Per l’essere Nicastro visibilmente bravo, ero andato ad ascoltarlo in una parrocchia milanese. Io non sono praticante e poi Nicastro non predica. Però quella volta presentava un suo libro: Nassiriya. Bugie tra pace e guerra (Editori Riuniti, 2006). La serata fu lunga, lasciai il biglietto da visita. Lo sventurato rispose…
Il giornalista serio deve scrivere anche se non gli va, ma non può scrivere tutto, in nessun giornale. Se gli arrivano inviti di una tv, ci va. La prima volta conta sulla “diretta”. Non la seconda volta: sa già che qualcuno l’interromperà, gli coprirà la voce o lo pizzicherà nella schiena per farlo tacere. Come il giovanotto aitante in una casa dove c’è una figlia da maritare, il giornalista serio viene invitato ovunque, ma per lo più una volta sola. Perciò anche il sotterraneo della parrocchia per lui si rivela un angolo di libertà. Dopo, gli resta solo un giardino pubblico per dire la sua.
Il giornalista ingrigisce nei capelli e migliora nello stile. Oltre che bravo, diventa “autorevole”. Dei vecchi articoli potrebbe fare nuovi libri. Nicastro però sa che il respiro dei capitoli è più ampio di quello degli articoli. Così dai ricordi di una vita da inviato trae una pièce e la recita a teatro. Da essa trae a sua volta un libro: Gli Altri siamo noi. Perché tradire la democrazia scatena il Jihad (Rubbettino, pp. 170, euro 13).
Ecco un episodio de Gli Altri. Risale alla Cecenia del 1999. Un islamista al volante del fuoristrada lo chiama “Kafir”, infedele. Non è un complimento. Il Kalashnikov dell’islamista oscilla coi movimenti del fuoristrada e la canna si orienta verso la testa del passeggero, Nicastro medesimo, che gradirebbe dargli un’angolazione più rassicurante. Già vede il suo cervello tappezzare i finestrini e il parabrezza… L’islamista, che è votato alla morte, non ne è edificato. Oriana Fallaci avrebbe raccontato l’episodio in chiave di superiorità dell’Occidente. Nicastro no: “Gli infedeli, cioè noi, abbiamo paura di morire per una ‘sicura’ [di un AK-47 – Ndr] che non funziona, ma anche per un’infezione. Abbiamo fatto sparire la morte dal nostro orizzonte. Siamo disinfettati e protetti. La nostra auto-rappresentazione è ribadita nelle ‘note di linguaggio’ distribuite prima di ogni missione ai portavoce dei contingenti militari all’estero”.

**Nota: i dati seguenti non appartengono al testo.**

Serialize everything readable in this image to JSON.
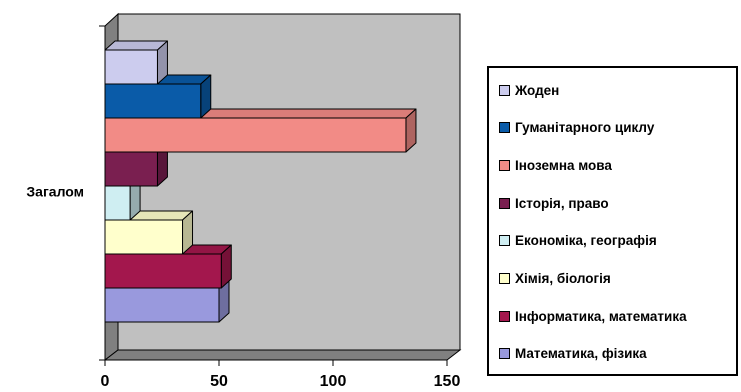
{
  "chart_data": {
    "type": "bar",
    "orientation": "horizontal",
    "style": "3d",
    "categories": [
      "Загалом"
    ],
    "xlim": [
      0,
      150
    ],
    "x_ticks": [
      0,
      50,
      100,
      150
    ],
    "legend_position": "right",
    "grid": false,
    "series": [
      {
        "name": "Жоден",
        "values": [
          23
        ],
        "color": "#CCCCEE"
      },
      {
        "name": "Гуманітарного циклу",
        "values": [
          42
        ],
        "color": "#0A5BA8"
      },
      {
        "name": "Іноземна мова",
        "values": [
          132
        ],
        "color": "#F28B86"
      },
      {
        "name": "Історія, право",
        "values": [
          23
        ],
        "color": "#7A1F50"
      },
      {
        "name": "Економіка, географія",
        "values": [
          11
        ],
        "color": "#CFEEF2"
      },
      {
        "name": "Хімія, біологія",
        "values": [
          34
        ],
        "color": "#FFFFCC"
      },
      {
        "name": "Інформатика, математика",
        "values": [
          51
        ],
        "color": "#A3174D"
      },
      {
        "name": "Математика, фізика",
        "values": [
          50
        ],
        "color": "#9999DD"
      }
    ]
  }
}
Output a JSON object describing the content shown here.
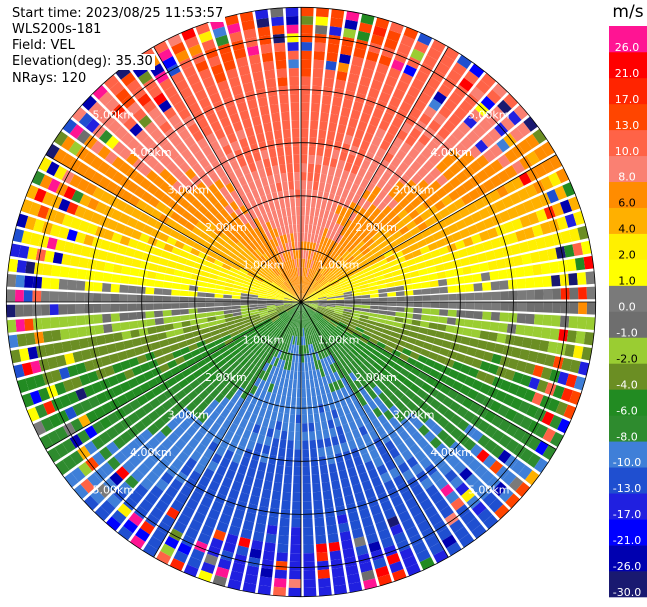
{
  "header": {
    "start_time": "Start time: 2023/08/25 11:53:57",
    "instrument": "WLS200s-181",
    "field": "Field: VEL",
    "elevation": "Elevation(deg): 35.30",
    "nrays": "NRays: 120"
  },
  "chart_data": {
    "type": "ppi",
    "field": "VEL",
    "units": "m/s",
    "nrays": 120,
    "range_rings_km": [
      1,
      2,
      3,
      4,
      5
    ],
    "range_ring_labels": [
      "1.00km",
      "2.00km",
      "3.00km",
      "4.00km",
      "5.00km"
    ],
    "max_range_km": 5.55,
    "colorbar": {
      "label": "m/s",
      "levels": [
        -30,
        -26,
        -21,
        -17,
        -13,
        -10,
        -8,
        -6,
        -4,
        -2,
        -1,
        0,
        1,
        2,
        4,
        6,
        8,
        10,
        13,
        17,
        21,
        26,
        30
      ],
      "tick_labels": [
        "-30.0",
        "-26.0",
        "-21.0",
        "-17.0",
        "-13.0",
        "-10.0",
        "-8.0",
        "-6.0",
        "-4.0",
        "-2.0",
        "-1.0",
        "0.0",
        "1.0",
        "2.0",
        "4.0",
        "6.0",
        "8.0",
        "10.0",
        "13.0",
        "17.0",
        "21.0",
        "26.0"
      ],
      "colors": [
        "#191970",
        "#0000b0",
        "#0000ff",
        "#2020e0",
        "#1f4fd0",
        "#3f7fd8",
        "#2e8b2e",
        "#228b22",
        "#6b8e23",
        "#9acd32",
        "#6e6e6e",
        "#7a7a7a",
        "#ffff00",
        "#fff000",
        "#ffb000",
        "#ff8c00",
        "#fa8072",
        "#ff6347",
        "#ff4500",
        "#ff2400",
        "#ff0000",
        "#ff1493"
      ]
    },
    "field_model": "mostly uniform radial velocity pattern: approaching (blue/green) to the south, receding (orange/red) to the north, near-zero (grey) along east-west axis, noisy speckle in the outer range gates"
  }
}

Agli occhi dei Paesi neo-colonizzati, non c’è differenza tra civili e militari del Paese neo-colonizzatore. La democrazia fa condividere le loro responsabilità. Subito dopo la fine della Guerra fredda, quando ci si sarebbe attesi un lungo periodo di pace vera, Stati Uniti ed Europa, governanti e governati, sono stati complici nell’embargo degli anni ’90? La miglior sintesi di quell’orrore è in un film di Hollywood: “Avete fatto morire centinaia di migliaia di bambini iracheni per pagare un dollaro in meno a vostra moglie il pieno di benzina!” (Air Force One di Wolfgang Petersen, 1997).
Responsabilità hanno anche i giornalisti. Ma non sono tutti uguali. Sul Corriere Oriana Fallaci esasperava dal settembre 2001 il progressismo-occidentalismo. Tanto belli erano stati i suoi libri di trentenne sul Secondo sesso, tanto brutti erano quelli di ottantenne sul Terzo mondo, spingendo Giuliano Ferrara a chiedermi di replicarle sul Foglio. Partendo da I dannati della terra di Frantz Fanon, prefato da Jean-Paul Sartre (Einaudi, 1961), rammentai – a lei che nel 1975 aveva pubblicato Lettera a un bambino mai nato – come l’Occidente perdesse (e perda tuttora) di notte le battaglie che, come a Gaza, vince o dice di vincere di giorno.
Una tendenza demografica che oggi pare quasi irreversibile anche dove, come in Italia, come in ogni Paese povero, il numero è stato potenza, secondo il dettato di Richard Korherr e Oswald Spengler. Vorrei sbagliarmi, almeno per i bambini che, diversamente da quello della Fallaci, sono nati e felicemente cresciuti. Come il mio e come quelli di Nicastro.